In fifth grade, my language arts teacher challenged me and my best friend to do a “sixth grade project” in fifth as well as sixth grade. My fifth and sixth grade language arts teacher knew that my best friend and I needed a push in the right direction. I caught up eventually in academic achievement, and I think I was very lucky to not get labeled “special ed.”

This label becomes a self-fulfilling prophecy and limits your academic potential (The Balanced View: Ability Grouping). I am now in a doctoral program in the Morgridge College of Education at the University of Denver, where I am studying research methods and statistics with a minor in educational research. In addition to statistics classes, I am taking curriculum and instruction classes in which I am learning about educational reform, policy and philosophy, and diversity in education.

Education is the one thing that can truly level the playing field. I think that education has leveled the playing field for me because even though as an adult I have been diagnosed as having Attention Deficit Disorder, which is a learning disability, I have been able to make it into a doctoral program in my formal education, and I am about two-thirds of the way through my course work for my Ph.D.

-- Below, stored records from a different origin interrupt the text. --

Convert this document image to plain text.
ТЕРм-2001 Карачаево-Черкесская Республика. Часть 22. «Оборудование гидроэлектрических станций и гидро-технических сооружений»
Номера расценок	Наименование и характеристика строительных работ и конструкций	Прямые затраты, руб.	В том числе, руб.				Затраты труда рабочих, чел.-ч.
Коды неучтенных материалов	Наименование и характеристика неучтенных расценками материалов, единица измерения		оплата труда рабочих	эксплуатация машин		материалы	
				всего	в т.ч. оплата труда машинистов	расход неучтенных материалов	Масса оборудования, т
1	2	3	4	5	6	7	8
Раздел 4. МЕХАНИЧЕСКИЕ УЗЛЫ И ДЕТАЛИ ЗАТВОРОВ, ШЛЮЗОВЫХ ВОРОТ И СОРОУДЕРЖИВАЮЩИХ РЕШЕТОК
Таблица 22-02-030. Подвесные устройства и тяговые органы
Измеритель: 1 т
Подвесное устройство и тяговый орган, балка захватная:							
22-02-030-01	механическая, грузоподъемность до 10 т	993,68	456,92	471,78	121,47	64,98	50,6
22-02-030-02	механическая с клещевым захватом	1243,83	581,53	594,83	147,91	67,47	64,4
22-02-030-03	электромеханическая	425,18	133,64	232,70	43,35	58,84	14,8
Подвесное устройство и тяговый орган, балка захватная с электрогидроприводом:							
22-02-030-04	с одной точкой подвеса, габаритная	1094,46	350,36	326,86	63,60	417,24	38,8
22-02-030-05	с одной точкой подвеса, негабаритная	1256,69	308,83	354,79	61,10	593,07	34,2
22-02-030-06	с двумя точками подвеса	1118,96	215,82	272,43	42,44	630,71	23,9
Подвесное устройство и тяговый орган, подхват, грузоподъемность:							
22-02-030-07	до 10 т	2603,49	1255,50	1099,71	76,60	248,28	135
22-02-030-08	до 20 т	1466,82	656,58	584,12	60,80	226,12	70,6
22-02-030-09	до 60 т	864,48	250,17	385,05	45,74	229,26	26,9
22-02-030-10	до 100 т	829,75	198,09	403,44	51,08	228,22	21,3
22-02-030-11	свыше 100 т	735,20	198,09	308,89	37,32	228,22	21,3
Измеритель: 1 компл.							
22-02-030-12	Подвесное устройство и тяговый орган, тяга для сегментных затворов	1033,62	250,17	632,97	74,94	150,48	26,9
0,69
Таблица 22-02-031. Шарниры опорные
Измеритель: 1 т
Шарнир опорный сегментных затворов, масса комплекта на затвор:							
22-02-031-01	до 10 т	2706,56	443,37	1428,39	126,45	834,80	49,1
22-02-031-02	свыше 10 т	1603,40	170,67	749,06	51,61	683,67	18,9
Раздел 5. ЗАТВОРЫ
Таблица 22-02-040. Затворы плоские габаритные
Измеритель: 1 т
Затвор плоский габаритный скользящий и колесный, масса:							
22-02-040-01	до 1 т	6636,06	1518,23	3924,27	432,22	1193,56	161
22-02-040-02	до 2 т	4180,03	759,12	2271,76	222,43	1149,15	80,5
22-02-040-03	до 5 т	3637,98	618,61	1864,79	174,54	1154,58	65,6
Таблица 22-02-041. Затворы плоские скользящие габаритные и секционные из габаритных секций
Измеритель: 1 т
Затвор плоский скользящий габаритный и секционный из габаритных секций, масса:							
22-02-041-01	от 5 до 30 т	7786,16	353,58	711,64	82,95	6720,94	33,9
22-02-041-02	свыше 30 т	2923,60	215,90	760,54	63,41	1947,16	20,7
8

In his book Self-Efficacy: The Exercise of Control (1997), Albert Bandura, the self-efficacy expert, said that if lower ability students are allowed to remain in class with their higher ability peers, they will eventually catch up with their higher ability peers, and I think that is what happened to me when I was not labeled “special ed” and when my elementary school language arts teacher challenged me academically.

Students with learning disabilities should not be taken out of the mainstream classroom and put in special education classes because if given the chance, they will probably catch up with their non-learning disabled peers, and they won’t have their academic potential limited by pejorative labels. Also, contrary to what some people believe, learning disabled does not mean lower-than-average intelligence.